Jay and I recently worked through a problem at work that I want to share here since I thought it was a pretty good solution. I certainly found nothing that was as clean as this. So here goes.
The problem is we want to have a single web site that will house all of the login controls, such as simple login, NTLM login, change password, password recovery. We decided to use the new asp.net controls that came with Visual Studio 2005 which are apart of the .NET framework 2.0. They were well architected by using a provider pattern. Have to give Microsoft kudos for that. So lets name this site http://www.login.com/ for simplicity. We'll eventually convert it to SSL for added security. We have several websites in different domains that will need to go to this site to login. Let's call two of them, http://www.sitea.com/ and http://www.siteb.com/. What we'd like is for each of these sites to have a cookie that would contain a guid that is of course unique to the user and is also stored in a security database field. We will assign a timeout period on this guid, which we'll call a "token". When the user navigates to sitea.com we try to read the cookie. If exists and we make a database call to see if the token has expired. If it hasn't then the user is good to go, they are authenticated and have certain rights. If they don't then we provide a login link on the page. They click the login link which navigates them to a "stopover" page called "security.aspx". Here is where we create a cookie that sets the "calling url", or the originating page. From security.aspx we call Response.Redirect to login.com and add on a query string "?call=A". More on the query string later. We get to login.com and present the user with the standard login form. We read the query string "call" which tells us who called us. "A" means that sitea.com called us and we look up what web page on sitea.com we need to redirect to when the user successfully gets logged in. User logs in successfully, "A" means we need to redirect to http://www.sitea.com/security.aspx. We attached the newly created guid as a query string. At security.aspx we read the "calling url" cookie to find out what page we need to get back to. We write the token cookie based on the query string and then simply redirect to our "calling url". Voila you are back to your starting page with a valid token.
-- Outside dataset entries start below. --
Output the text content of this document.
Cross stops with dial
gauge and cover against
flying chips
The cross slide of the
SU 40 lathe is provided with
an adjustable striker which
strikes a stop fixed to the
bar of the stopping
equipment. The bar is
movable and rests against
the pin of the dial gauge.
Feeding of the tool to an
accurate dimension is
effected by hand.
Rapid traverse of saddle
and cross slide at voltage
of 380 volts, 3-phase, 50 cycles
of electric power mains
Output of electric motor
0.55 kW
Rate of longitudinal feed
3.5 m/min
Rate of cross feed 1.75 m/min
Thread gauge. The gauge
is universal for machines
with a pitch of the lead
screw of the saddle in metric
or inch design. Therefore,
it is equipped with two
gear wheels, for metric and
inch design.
Other solutions I've read don't involve a "stopover" site.
They bundle up the calling url in the query string. That to me is
messy, especially if your url is long and full of query string data.
Now I know there is some insecure stuff going on here, like exposing the guid token in a clear text query string. But this isn't a financial site and were not dealing with a site that hackers would really bother with. It's secure enough for our purposes. If it becomes a problem we could start logging ip addresses that uses the token and expire it if we find two different ips are using it. Possibly lock out the user if it persists.
Our solution doesn't solve the Single Sign On problem either. Possibly
we could write a cookie at login.com that gets read and automatically
redirects back to the calling url. That would assume that the cookie
belongs to the logged in user. There are a couple of inititiaves out
there that are trying to solve this in an open manner (as opposed to
the closed Microsoft Passport system). One I know is called OpenID.